Buona sera a tutti i miei affezionati lettori,
questa sera vi parlo ancora una volta di un libro autobiografico. Come sempre andiamo con ordine.

Titolo: Mai all’altezza
Autore: Veronica Pivetti
Casa editrice: Mondadori
Disponibile anche in versione e-book
Scheda dell’autrice:
Veronica Pivetti è una doppiatrice, attrice e conduttrice italiana. Il suo esordio in televisione avviene nel film Viaggi di nozze con Carlo Verdone. Poi seguono tante fiction di successo, da Commesse al Maresciallo Rocca fino ad arrivare a Provaci Ancora prof di cui è protagonista da sette stagioni. Per Mondadori ha già scritto Ho smesso di piangere. (2012)
Recensione
Si è fatto attendere moltissimo in secondo libro di Veronica Pivetti. A distanza di esattamente cinque anni da Ho smesso di piangere, ha finalmente visto la luce Mai all’altezza.
È difficile recensire questo concentrato di informazioni, di emozioni ed episodi di vita senza scadere nel banale, e lungi da me volerlo fare.
Sì perché ancora una volta la Pivetti parla di sé, se in Ho smesso di piangere raccontava il suo lungo e difficile percorso per uscire da una depressione da farmaci, in Mai all’altezza si parte da un altro avvenimento tragico che ha segnato nel bene e nel male la vita dell’attrice. In un momento tutto cambia, l’incendio che devasta l’appartamento di Veronica porta via qualsiasi cosa: il passato, il presente e, per qualche attimo, anche il futuro.
Si comincia da qui, dalle ceneri di tutta un’esistenza per cercare, proprio come una fenice, di risorgere.
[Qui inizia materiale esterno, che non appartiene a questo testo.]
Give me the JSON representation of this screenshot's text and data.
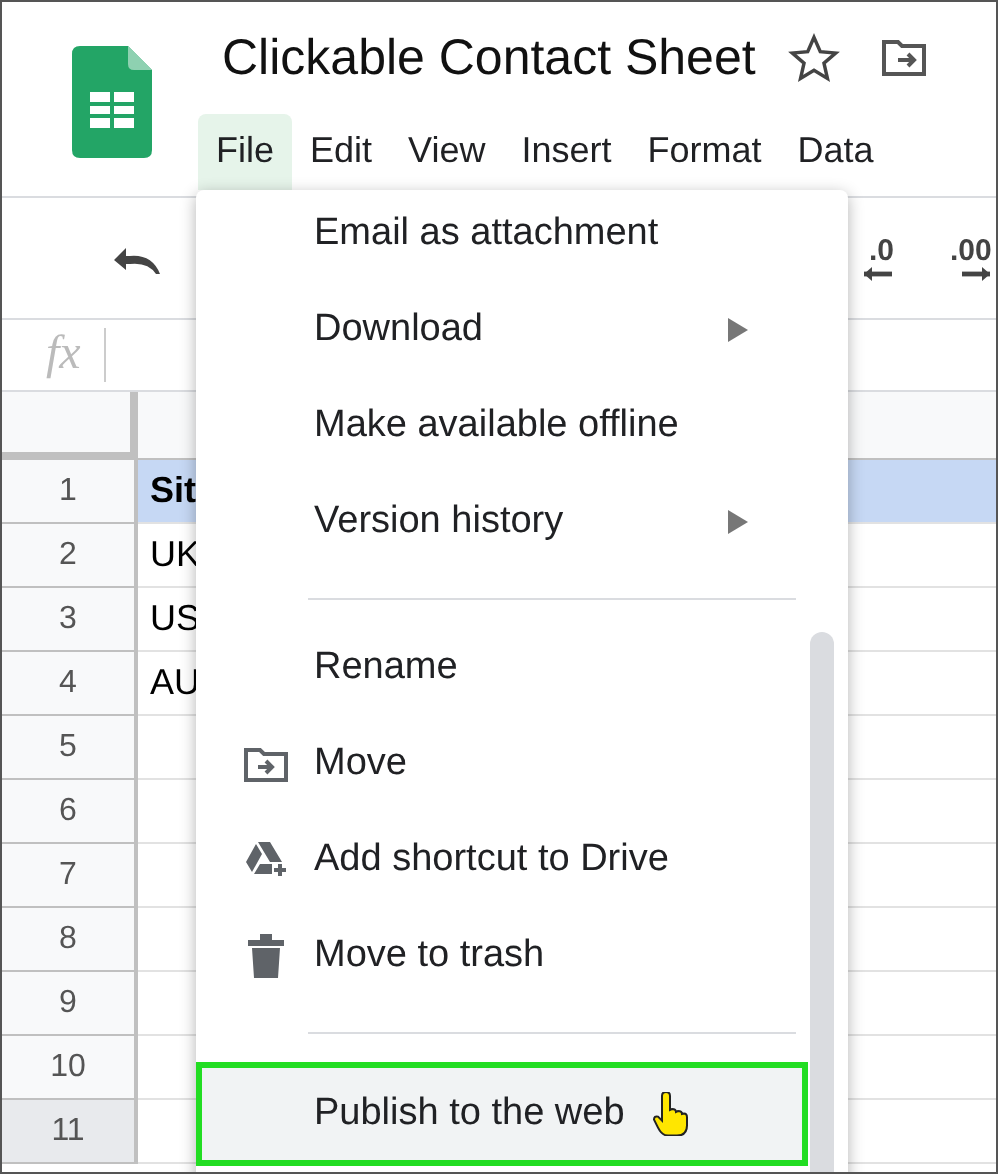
{
  "title": "Clickable Contact Sheet",
  "menu_bar": [
    {
      "label": "File",
      "selected": true
    },
    {
      "label": "Edit",
      "selected": false
    },
    {
      "label": "View",
      "selected": false
    },
    {
      "label": "Insert",
      "selected": false
    },
    {
      "label": "Format",
      "selected": false
    },
    {
      "label": "Data",
      "selected": false
    }
  ],
  "toolbar": [
    {
      "kind": "undo"
    },
    {
      "kind": "decrease-decimal",
      "label": ".0"
    },
    {
      "kind": "increase-decimal",
      "label": ".00"
    }
  ],
  "formula_bar": {
    "label": "fx"
  },
  "rows": [
    {
      "number": "1",
      "cell": "Sit",
      "selected": true,
      "hovered": false
    },
    {
      "number": "2",
      "cell": "UK",
      "selected": false,
      "hovered": false
    },
    {
      "number": "3",
      "cell": "US",
      "selected": false,
      "hovered": false
    },
    {
      "number": "4",
      "cell": "AU",
      "selected": false,
      "hovered": false
    },
    {
      "number": "5",
      "selected": false,
      "hovered": false
    },
    {
      "number": "6",
      "selected": false,
      "hovered": false
    },
    {
      "number": "7",
      "selected": false,
      "hovered": false
    },
    {
      "number": "8",
      "selected": false,
      "hovered": false
    },
    {
      "number": "9",
      "selected": false,
      "hovered": false
    },
    {
      "number": "10",
      "selected": false,
      "hovered": false
    },
    {
      "number": "11",
      "selected": false,
      "hovered": true
    }
  ],
  "file_menu": {
    "items": [
      {
        "kind": "item",
        "label": "Email as attachment",
        "submenu": false,
        "selected": false
      },
      {
        "kind": "item",
        "label": "Download",
        "submenu": true,
        "selected": false
      },
      {
        "kind": "item",
        "label": "Make available offline",
        "submenu": false,
        "selected": false
      },
      {
        "kind": "item",
        "label": "Version history",
        "submenu": true,
        "selected": false
      },
      {
        "kind": "separator"
      },
      {
        "kind": "item",
        "label": "Rename",
        "submenu": false,
        "selected": false
      },
      {
        "kind": "folder",
        "label": "Move",
        "submenu": false,
        "selected": false
      },
      {
        "kind": "drive",
        "label": "Add shortcut to Drive",
        "submenu": false,
        "selected": false
      },
      {
        "kind": "trash",
        "label": "Move to trash",
        "submenu": false,
        "selected": false
      },
      {
        "kind": "separator"
      },
      {
        "kind": "item",
        "label": "Publish to the web",
        "submenu": false,
        "selected": true
      }
    ]
  }
}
E così in uno spazio temporale abbastanza breve, parte il racconto di quegli attimi che si intreccia con flashback che hanno inizio grazie a degli oggetti, dei ricordi che avvolgono il fumo e il nero di una casa che ormai non c’è più.
La scrittura della Pivetti è sorprendente, riesce a narrare eventi tragici con l’ironia e la comicità che da sempre la contraddistinguono.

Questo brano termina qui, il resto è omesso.